Waxman urged Rep. Christopher Shays (R-Conn.), chairman of the House Government Reform subcommittee with jurisdiction on the issue, to hold hearings on what he called the "mismanagement" of the Development Fund for Iraq, which paid for much of the KBR work.

A subcommittee staff member said Shays plans such hearings but first is "following the money" by holding hearings on the oil-for-food program, under which the United Nations allowed former Iraqi dictator Saddam Hussein to sell oil worth billions of dollars. The money was supposed to go to feed the Iraqi people during international economic sanctions, but recent investigations found that money also was sidetracked by the regime for kickbacks and payoffs. The U.N. later gave billions in oil-for-food cash to the DFI.

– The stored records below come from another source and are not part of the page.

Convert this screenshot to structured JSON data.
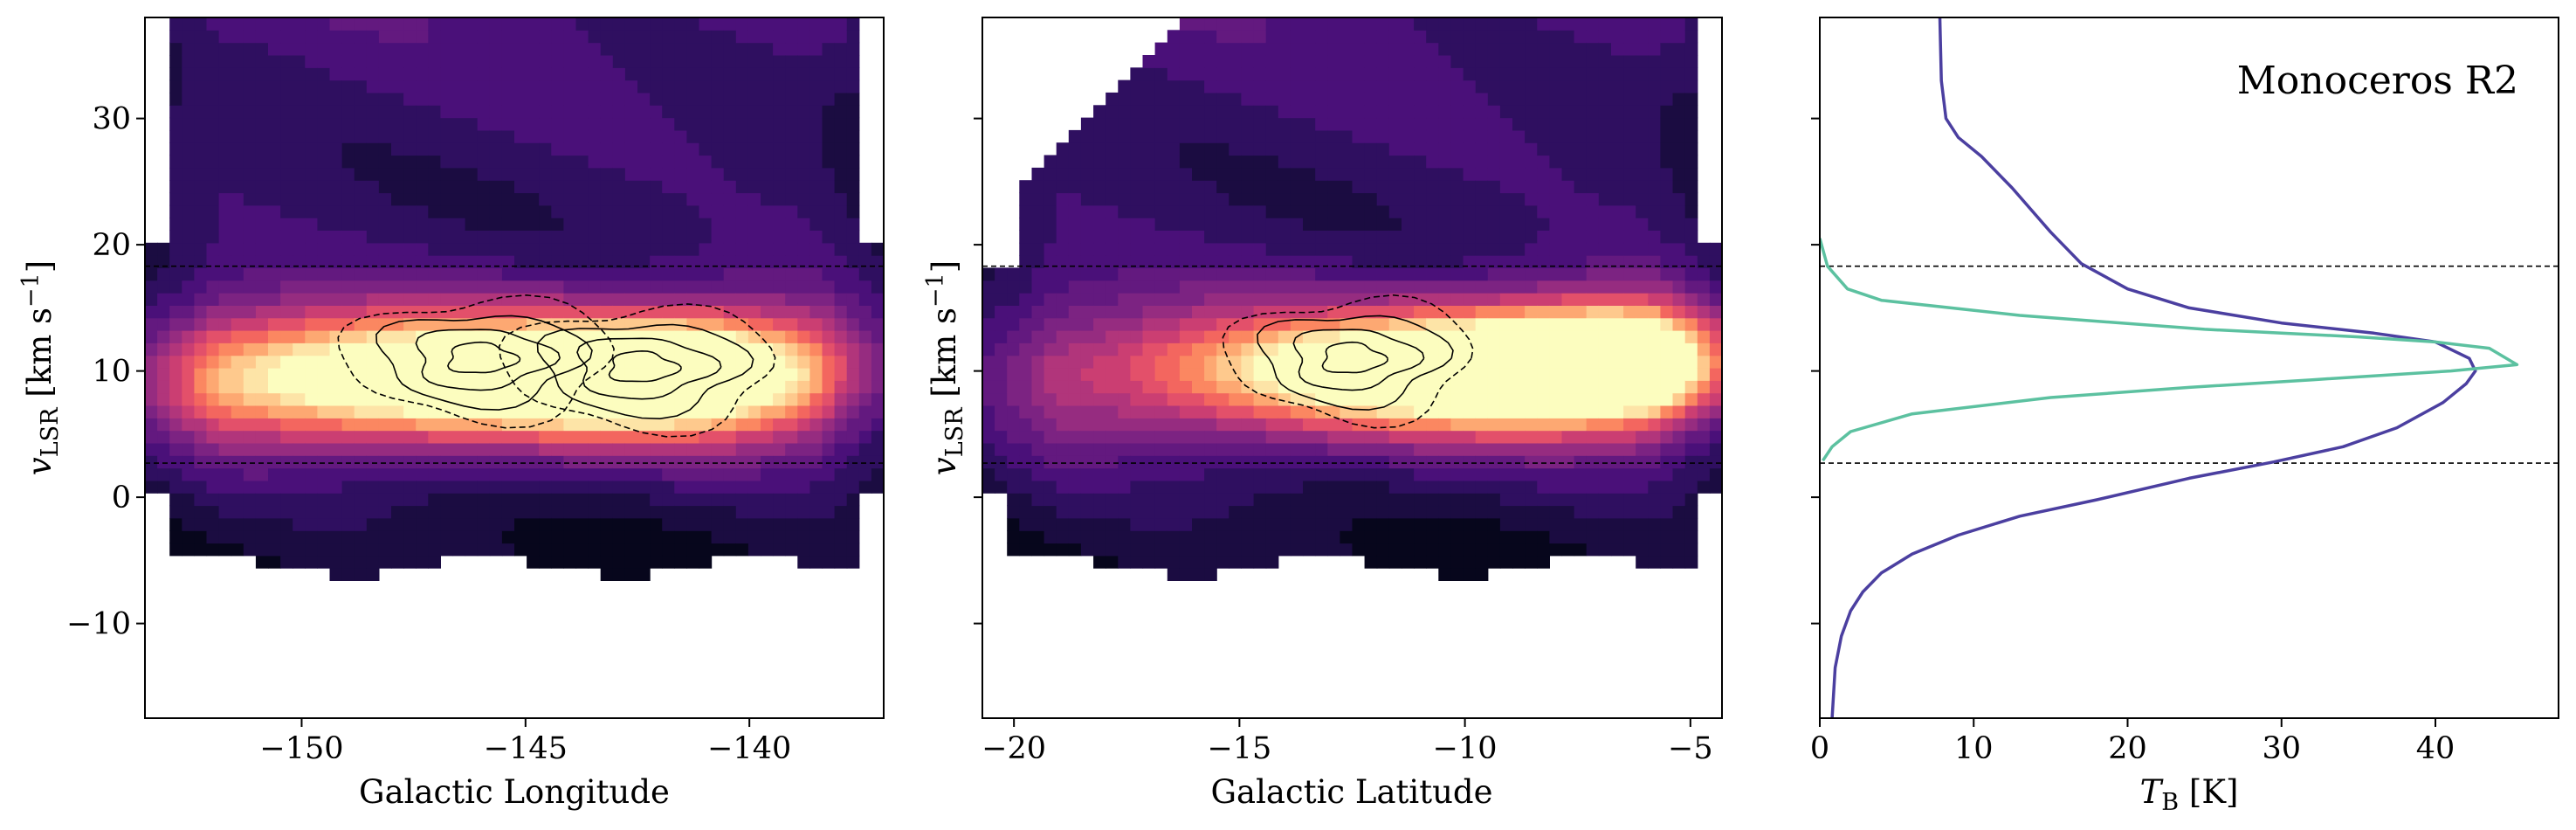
{
  "chart_data": [
    {
      "type": "heatmap",
      "panel": "left",
      "xlabel": "Galactic Longitude",
      "ylabel_main": "v",
      "ylabel_sub": "LSR",
      "ylabel_units": " [km s",
      "ylabel_exp": "−1",
      "ylabel_close": "]",
      "xlim": [
        -153.5,
        -137
      ],
      "ylim": [
        -17.5,
        38
      ],
      "xticks": [
        -150,
        -145,
        -140
      ],
      "yticks": [
        -10,
        0,
        10,
        20,
        30
      ],
      "xtick_labels": [
        "−150",
        "−145",
        "−140"
      ],
      "ytick_labels": [
        "−10",
        "0",
        "10",
        "20",
        "30"
      ],
      "reference_lines_y": [
        18.3,
        2.7
      ],
      "colormap": "magma",
      "emission_centers": [
        {
          "x": -146.5,
          "y": 9.5,
          "sx": 4.5,
          "sy": 3.2,
          "amp": 1.0
        },
        {
          "x": -141.5,
          "y": 10.0,
          "sx": 2.2,
          "sy": 3.0,
          "amp": 0.75
        }
      ],
      "contour_peaks": [
        {
          "x": -146.0,
          "y": 11.0
        },
        {
          "x": -142.4,
          "y": 10.3
        }
      ]
    },
    {
      "type": "heatmap",
      "panel": "middle",
      "xlabel": "Galactic Latitude",
      "ylabel_main": "v",
      "ylabel_sub": "LSR",
      "ylabel_units": " [km s",
      "ylabel_exp": "−1",
      "ylabel_close": "]",
      "xlim": [
        -20.7,
        -4.3
      ],
      "ylim": [
        -17.5,
        38
      ],
      "xticks": [
        -20,
        -15,
        -10,
        -5
      ],
      "yticks": [
        -10,
        0,
        10,
        20,
        30
      ],
      "xtick_labels": [
        "−20",
        "−15",
        "−10",
        "−5"
      ],
      "ytick_labels": [
        "",
        "",
        "",
        "",
        ""
      ],
      "reference_lines_y": [
        18.3,
        2.7
      ],
      "colormap": "magma",
      "emission_centers": [
        {
          "x": -10.5,
          "y": 10.0,
          "sx": 4.0,
          "sy": 3.0,
          "amp": 1.0
        },
        {
          "x": -6.5,
          "y": 11.0,
          "sx": 2.5,
          "sy": 3.0,
          "amp": 0.85
        }
      ],
      "contour_peaks": [
        {
          "x": -12.5,
          "y": 11.0
        }
      ]
    },
    {
      "type": "line",
      "panel": "right",
      "xlabel_main": "T",
      "xlabel_sub": "B",
      "xlabel_units": " [K]",
      "annotation": "Monoceros R2",
      "xlim": [
        0,
        48
      ],
      "ylim": [
        -17.5,
        38
      ],
      "xticks": [
        0,
        10,
        20,
        30,
        40
      ],
      "xtick_labels": [
        "0",
        "10",
        "20",
        "30",
        "40"
      ],
      "yticks": [
        -10,
        0,
        10,
        20,
        30
      ],
      "reference_lines_y": [
        18.3,
        2.7
      ],
      "series": [
        {
          "color": "#4b3fa0",
          "points": [
            [
              7.8,
              38
            ],
            [
              7.9,
              33
            ],
            [
              8.2,
              30
            ],
            [
              9.0,
              28.5
            ],
            [
              10.5,
              27
            ],
            [
              12.5,
              24.5
            ],
            [
              15.0,
              21.0
            ],
            [
              17.0,
              18.5
            ],
            [
              20.0,
              16.5
            ],
            [
              24.0,
              15.0
            ],
            [
              30.0,
              13.8
            ],
            [
              36.0,
              13.0
            ],
            [
              40.0,
              12.3
            ],
            [
              42.2,
              11.0
            ],
            [
              42.6,
              10.0
            ],
            [
              42.0,
              9.0
            ],
            [
              40.5,
              7.5
            ],
            [
              37.5,
              5.5
            ],
            [
              34.0,
              4.0
            ],
            [
              29.5,
              2.8
            ],
            [
              24.0,
              1.5
            ],
            [
              18.0,
              -0.2
            ],
            [
              13.0,
              -1.5
            ],
            [
              9.0,
              -3.0
            ],
            [
              6.0,
              -4.5
            ],
            [
              4.0,
              -6.0
            ],
            [
              2.8,
              -7.5
            ],
            [
              2.0,
              -9.0
            ],
            [
              1.4,
              -11.0
            ],
            [
              1.0,
              -13.5
            ],
            [
              0.8,
              -17.5
            ]
          ]
        },
        {
          "color": "#5cc1a0",
          "points": [
            [
              0.0,
              20.5
            ],
            [
              0.5,
              18.3
            ],
            [
              1.8,
              16.5
            ],
            [
              4.0,
              15.6
            ],
            [
              13.0,
              14.4
            ],
            [
              25.0,
              13.3
            ],
            [
              35.0,
              12.7
            ],
            [
              40.0,
              12.3
            ],
            [
              43.5,
              11.8
            ],
            [
              45.3,
              10.5
            ],
            [
              41.0,
              10.0
            ],
            [
              32.0,
              9.3
            ],
            [
              24.0,
              8.7
            ],
            [
              15.0,
              7.9
            ],
            [
              6.0,
              6.6
            ],
            [
              2.0,
              5.2
            ],
            [
              0.8,
              4.0
            ],
            [
              0.2,
              2.9
            ]
          ]
        }
      ]
    }
  ]
}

Halliburton spokeswoman Beverly Scippa said in an e-mail that the questioning by auditors "is all part of the normal contracting process." She said Waxman "fails to take into account" that KBR was performing an urgent mission in a wartime environment. It also was "simply unreasonable" for the auditors to compare what it cost KBR to provide fuel needed in a time of shortages in Iraq, she said, with lower prices the military was able to negotiate months later.

Waxman said Congress still has not seen audits covering about $800 million of KBR's work under the no-bid contract to supply fuel and restore Iraq's oil fields.

There also have been questions about KBR's performance under a separate giant logistics contract to provide troops in the Middle East with food, shelter and other supplies. Auditors found $1.8 billion in "unsupported costs" in $10.5 billion in billings from that contract, which KBR won by competitive bid.

The Army decided in February to continue paying Halliburton in full, plus bonuses, under that logistics contract, despite a recommendation from auditors that some funding be withheld.